Werknemer is op 15 maart 2022 op basis van een arbeidsovereenkomst voor onbepaalde tijd in dienst getreden bij werkgeefster in de functie van CFO+. In de arbeidsovereenkomst was bepaald dat werknemer een statutaire positie zou krijgen in de onderneming. Werknemer is per 1 mei 2022 als bestuurder van werkgeefster ingeschreven in het handelsregister van de Kamer van Koophandel. De aandeelhouders hebben besloten dat werkgeefster op een andere manier moest worden aangestuurd. Werknemer heeft een andere visie op de gewenste directiestructuur van werkgeefster en heeft dit met werkgeefster gedeeld. Aan werknemer is op 29 september 2022 medegedeeld dat binnen de organisatie geen behoefte meer bestaat aan een CFO+ en dat de aandeelhouders hebben besloten zijn dienstverband te beëindigen. Werknemer werd vrijgesteld van werk en op 11 oktober 2022 zou de algemene vergadering van aandeelhouders plaatsvinden. Werknemer heeft bij e-mail van 10 oktober 2022 aangegeven dat de AVA niet voldoet aan de wettelijke vereisten en hij daarom niet zal verschijnen. Op 11 oktober 2022 heeft de AVA het besluit genomen om werknemer te ontslaan als bestuurder van de vennootschap. Werknemer was hierbij niet aanwezig. Bij brief van 14 oktober 2022 is de arbeidsovereenkomst van werknemer door werkgeefster opgezegd per 1 december 2022. Werknemer is van mening dat het vennootschapsrechtelijke ontslag gebrekkig tot stand is gekomen. Bovendien is de arbeidsovereenkomst in strijd met artikel 7:669 BW opgezegd. Werknemer verzoekt onder meer om werkgeefster te veroordelen tot het betalen van een billijke vergoeding van € 330.826,12 bruto en een immateriële schadevergoeding van € 10.000. Volgens werkgeefster is sprake van een ontslaggrond omdat is opgezegd overeenkomstig artikel 7:669 lid 3 sub a BW. 

Oordeel 

Redelijke grond ex artikel 7:669 BW

De rechtbank is van oordeel dat de keuze voor een bepaalde directiestructuur behoort tot de beleidsvrijheid van werkgeefster. De functie van werknemer was als gevolg van organisatorische veranderingen niet langer beschikbaar op een manier die door partijen bij het sluiten van de arbeidsovereenkomst was voorzien. Werkgeefster heeft weinig gesteld over de door haar verrichte herplaatsingsinspanningen en werknemer heeft geen concrete functies genoemd binnen werkgeefster en de groep waartoe zij behoort die voor hem voor langere tijd passend en beschikbaar zouden zijn. Er zijn onvoldoende handvatten voor de beoordeling of herplaatsing van werknemer voor langere tijd mogelijk was. Deze grond kan niet tot toewijzing van een billijke vergoeding leiden. 

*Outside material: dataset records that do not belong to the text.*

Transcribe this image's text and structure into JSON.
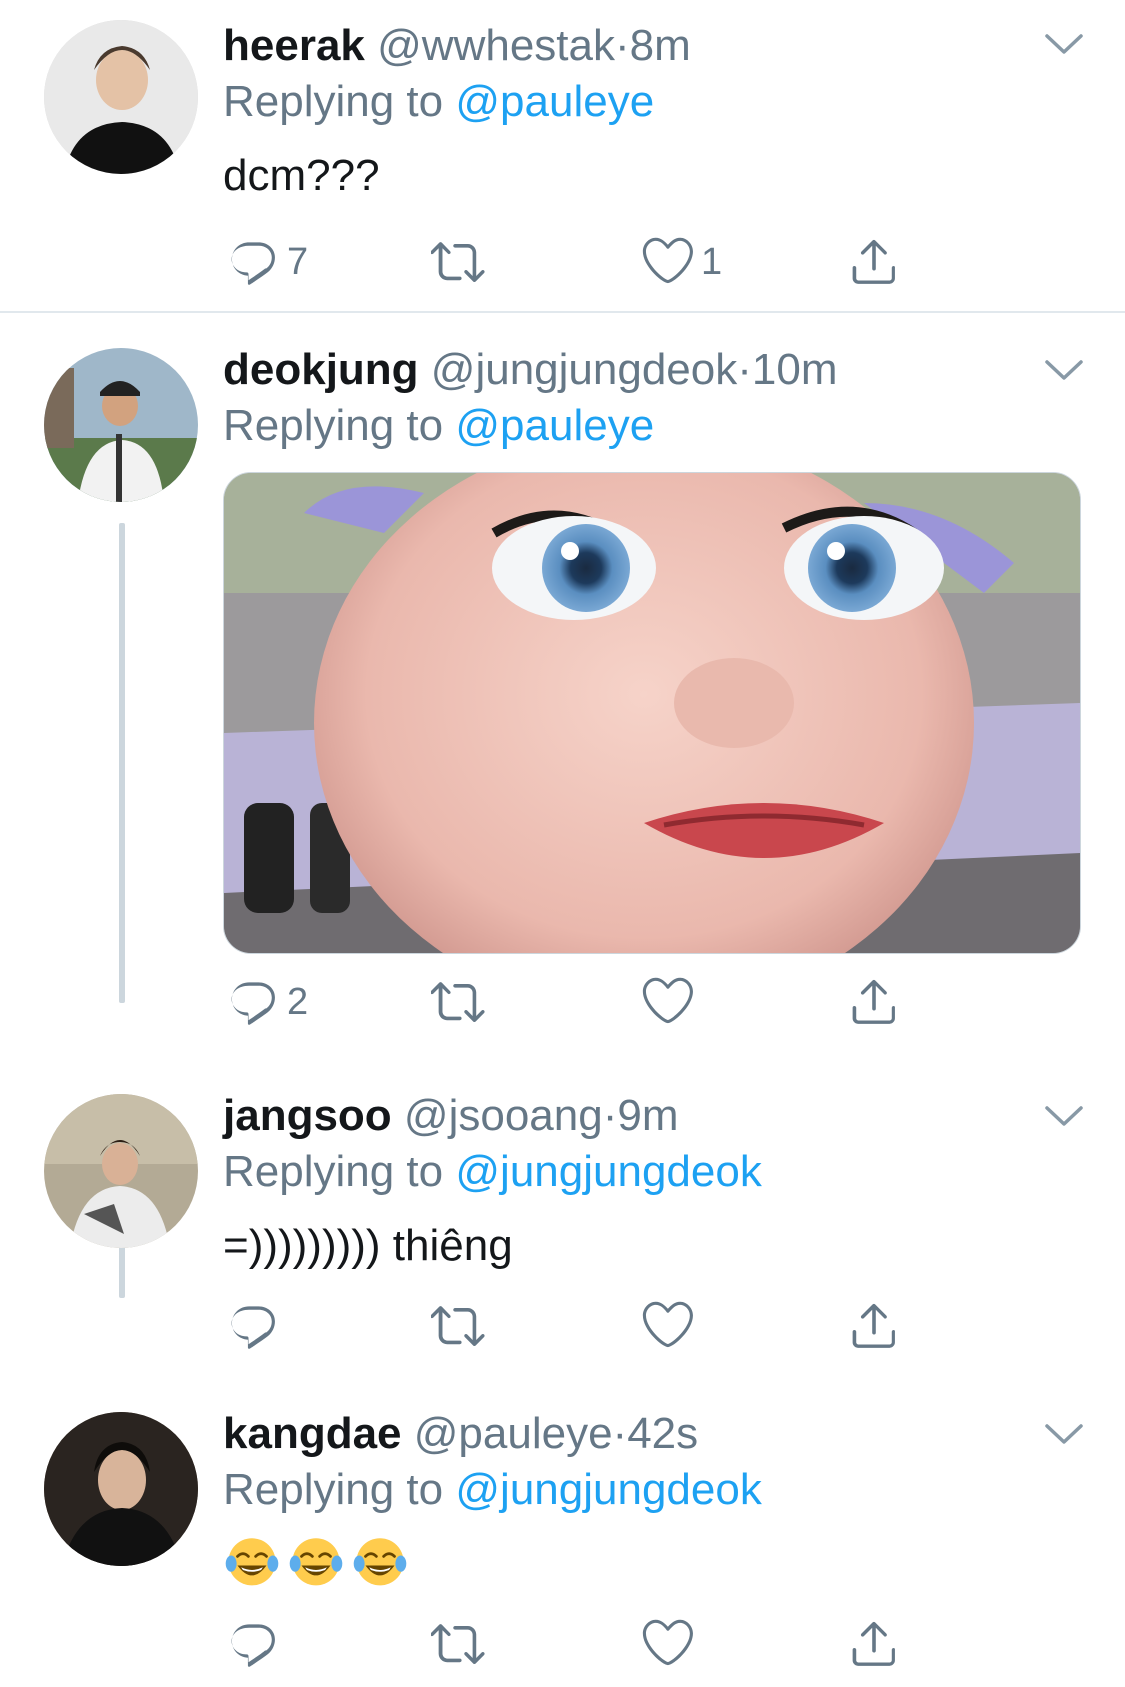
{
  "tweets": [
    {
      "name": "heerak",
      "handle": "@wwhestak",
      "time": "8m",
      "replying_prefix": "Replying to",
      "replying_to": "@pauleye",
      "text": "dcm???",
      "reply_count": "7",
      "retweet_count": "",
      "like_count": "1"
    },
    {
      "name": "deokjung",
      "handle": "@jungjungdeok",
      "time": "10m",
      "replying_prefix": "Replying to",
      "replying_to": "@pauleye",
      "text": "",
      "media": "cartoon-face-image",
      "reply_count": "2",
      "retweet_count": "",
      "like_count": ""
    },
    {
      "name": "jangsoo",
      "handle": "@jsooang",
      "time": "9m",
      "replying_prefix": "Replying to",
      "replying_to": "@jungjungdeok",
      "text": "=))))))))) thiêng",
      "reply_count": "",
      "retweet_count": "",
      "like_count": ""
    },
    {
      "name": "kangdae",
      "handle": "@pauleye",
      "time": "42s",
      "replying_prefix": "Replying to",
      "replying_to": "@jungjungdeok",
      "text": "",
      "emoji": [
        "face-with-tears-of-joy",
        "face-with-tears-of-joy",
        "face-with-tears-of-joy"
      ],
      "reply_count": "",
      "retweet_count": "",
      "like_count": ""
    }
  ],
  "separator": "·",
  "icons": [
    "reply-icon",
    "retweet-icon",
    "like-icon",
    "share-icon",
    "chevron-down-icon"
  ],
  "colors": {
    "link": "#1da1f2",
    "muted": "#657786",
    "text": "#14171a",
    "thread_line": "#ccd6dd"
  }
}
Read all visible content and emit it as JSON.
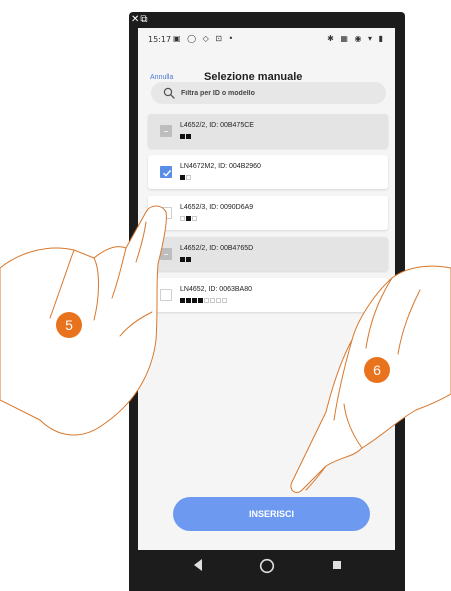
{
  "status_bar": {
    "time": "15:17"
  },
  "header": {
    "cancel_label": "Annulla",
    "title": "Selezione manuale"
  },
  "search": {
    "placeholder": "Filtra per ID o modello",
    "icon": "search-icon"
  },
  "devices": [
    {
      "label": "L4652/2, ID: 00B475CE",
      "state": "disabled",
      "indicator": [
        1,
        1
      ]
    },
    {
      "label": "LN4672M2, ID: 004B2960",
      "state": "checked",
      "indicator": [
        1,
        0
      ]
    },
    {
      "label": "L4652/3, ID: 0090D6A9",
      "state": "unchecked",
      "indicator": [
        0,
        1,
        0
      ]
    },
    {
      "label": "L4652/2, ID: 00B4765D",
      "state": "disabled",
      "indicator": [
        1,
        1
      ]
    },
    {
      "label": "LN4652, ID: 0063BA80",
      "state": "unchecked",
      "indicator": [
        1,
        1,
        1,
        1,
        0,
        0,
        0,
        0
      ]
    }
  ],
  "insert_button": {
    "label": "INSERISCI"
  },
  "nav_bar": {
    "icons": [
      "back-triangle-icon",
      "home-circle-icon",
      "recents-square-icon"
    ]
  },
  "steps": {
    "step_a": "5",
    "step_b": "6"
  },
  "colors": {
    "accent": "#6d9af0",
    "step_badge": "#e8731c",
    "checkbox_checked": "#5a8de6"
  }
}
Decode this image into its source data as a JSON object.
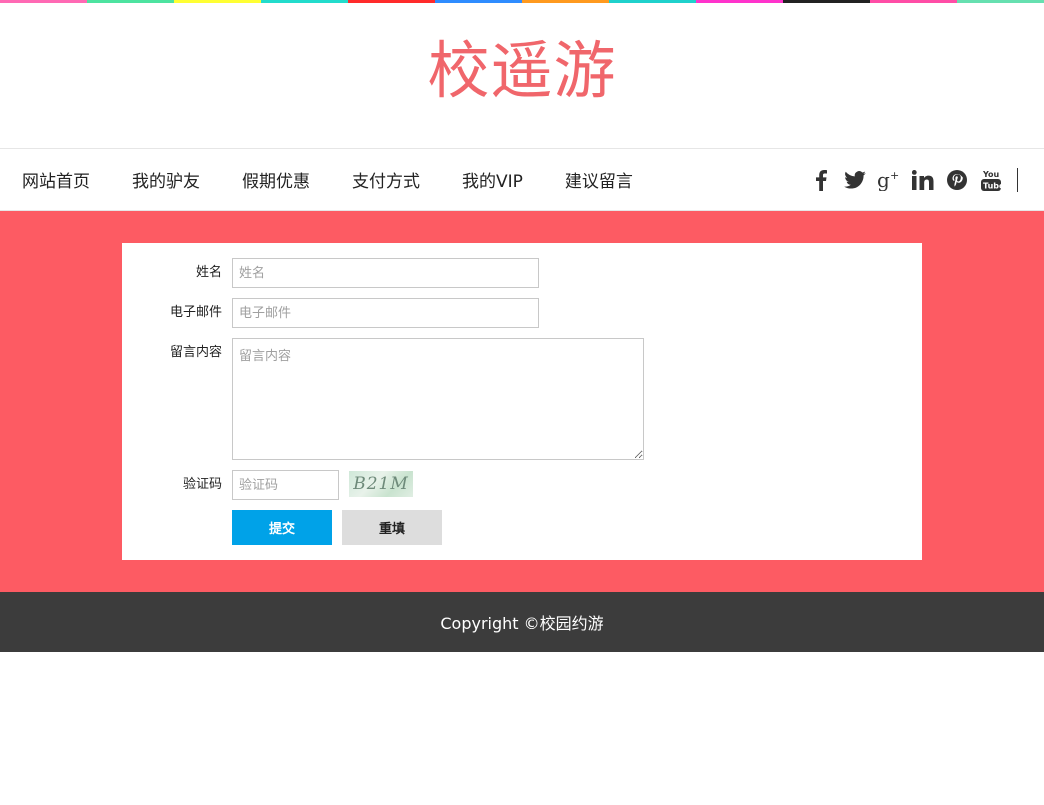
{
  "colors": {
    "strip": [
      "#ff69b4",
      "#4de3a0",
      "#ffff33",
      "#22dccc",
      "#ff2a2a",
      "#2f8cff",
      "#ff9a1f",
      "#1fd1cc",
      "#ff33cc",
      "#222222",
      "#ff4da6",
      "#66e0b0"
    ],
    "logo": "#f0666b",
    "main_bg": "#fd5b63",
    "submit_bg": "#00a2e8",
    "reset_bg": "#dddddd",
    "footer_bg": "#3c3c3c",
    "footer_text": "#ffffff"
  },
  "header": {
    "logo": "校遥游"
  },
  "nav": {
    "links": [
      "网站首页",
      "我的驴友",
      "假期优惠",
      "支付方式",
      "我的VIP",
      "建议留言"
    ],
    "social_icons": [
      "facebook-icon",
      "twitter-icon",
      "google-plus-icon",
      "linkedin-icon",
      "pinterest-icon",
      "youtube-icon"
    ]
  },
  "form": {
    "name": {
      "label": "姓名",
      "placeholder": "姓名"
    },
    "email": {
      "label": "电子邮件",
      "placeholder": "电子邮件"
    },
    "message": {
      "label": "留言内容",
      "placeholder": "留言内容"
    },
    "captcha": {
      "label": "验证码",
      "placeholder": "验证码",
      "code": "B21M"
    },
    "submit_label": "提交",
    "reset_label": "重填"
  },
  "footer": {
    "copyright": "Copyright ©校园约游"
  }
}
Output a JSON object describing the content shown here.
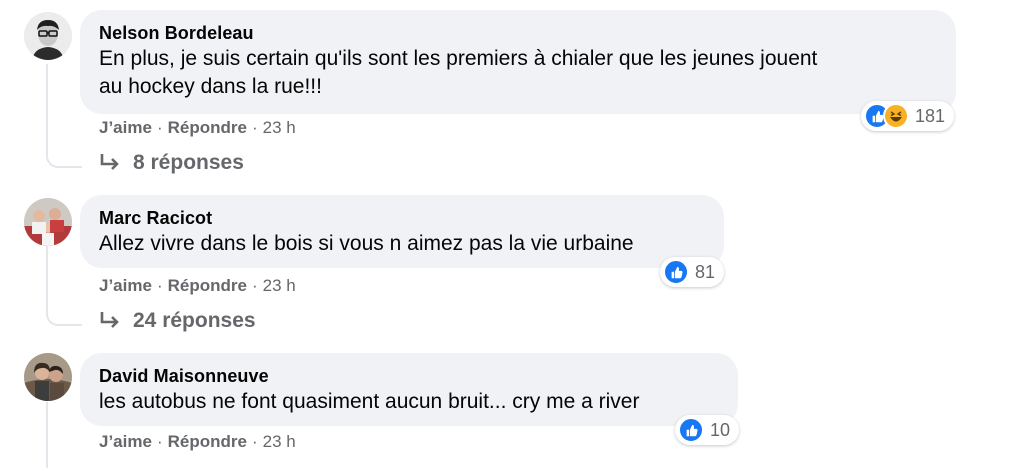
{
  "comments": [
    {
      "author": "Nelson Bordeleau",
      "text_line1": "En plus, je suis certain qu'ils sont les premiers à chialer que les jeunes jouent",
      "text_line2": "au hockey dans la rue!!!",
      "like_label": "J’aime",
      "reply_label": "Répondre",
      "separator": "·",
      "time": "23 h",
      "reactions": [
        "like-icon",
        "haha-icon"
      ],
      "reaction_count": "181",
      "replies_label": "8 réponses"
    },
    {
      "author": "Marc Racicot",
      "text_line1": "Allez vivre dans le bois si vous n aimez pas la vie urbaine",
      "like_label": "J’aime",
      "reply_label": "Répondre",
      "separator": "·",
      "time": "23 h",
      "reactions": [
        "like-icon"
      ],
      "reaction_count": "81",
      "replies_label": "24 réponses"
    },
    {
      "author": "David Maisonneuve",
      "text_line1": "les autobus ne font quasiment aucun bruit... cry me a river",
      "like_label": "J’aime",
      "reply_label": "Répondre",
      "separator": "·",
      "time": "23 h",
      "reactions": [
        "like-icon"
      ],
      "reaction_count": "10"
    }
  ],
  "colors": {
    "bubble": "#f0f2f5",
    "secondary_text": "#65676b",
    "like_blue": "#1877f2",
    "haha_yellow": "#f7b125",
    "thread_line": "#e4e6eb"
  }
}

Ernstig verwijtbaar handelen

De rechtbank is van oordeel dat werkgeefster werknemer niet tijdig in kennis heeft gesteld van de redenen die aan het ontslag ten grondslag liggen, waardoor hij niet in de gelegenheid is gesteld om een advies uit te brengen op de AVA. In de oproeping van de AVA staat niets over de redenen voor het ontslag. Die redenen zijn pas op 4 oktober 2022 schriftelijk aan werknemer meegedeeld, terwijl werkgeefster wist dat werknemer op dat moment met zijn gezin in het buitenland op vakantie was en pas op 10 oktober 2022 zou terugkeren. Werknemer heeft zich niet kunnen voorbereiden op de AVA. Hij heeft dit op 10 oktober 2022 ook aan werkgeefster laten weten. Werkgeefster stond niet open voor een (her)overweging van het ontslag van werknemer als bestuurder. Op 29 september 2022 is werknemer namelijk al vrijgesteld van werkzaamheden en is hem verboden om vanaf dat moment nog contact met collega’s te hebben. Er bestond volgens de rechtbank geen enkele noodzaak om werknemer kort voor zijn vakantie ontslag aan te zeggen, hem per direct op non-actief te stellen en de AVA te plannen direct na zijn terugkomst. Deze handelwijze van werkgeefster is een ernstige schending van goed werkgeverschap en valt haar zwaar aan te rekenen. De toekenning van een billijke vergoeding is toewijsbaar. Werknemer maakt aanspraak op een billijke vergoeding van € 74.000 bruto. De rechtbank gaat ervan uit dat de arbeidsovereenkomst na 1 december 2022 nog zes maanden zou hebben geduurd, inclusief werkgeversbijdrage pensioenpremie. Voor de toewijzing van het gevorderde bedrag aan immateriële schadevergoeding ziet de rechtbank geen aanleiding.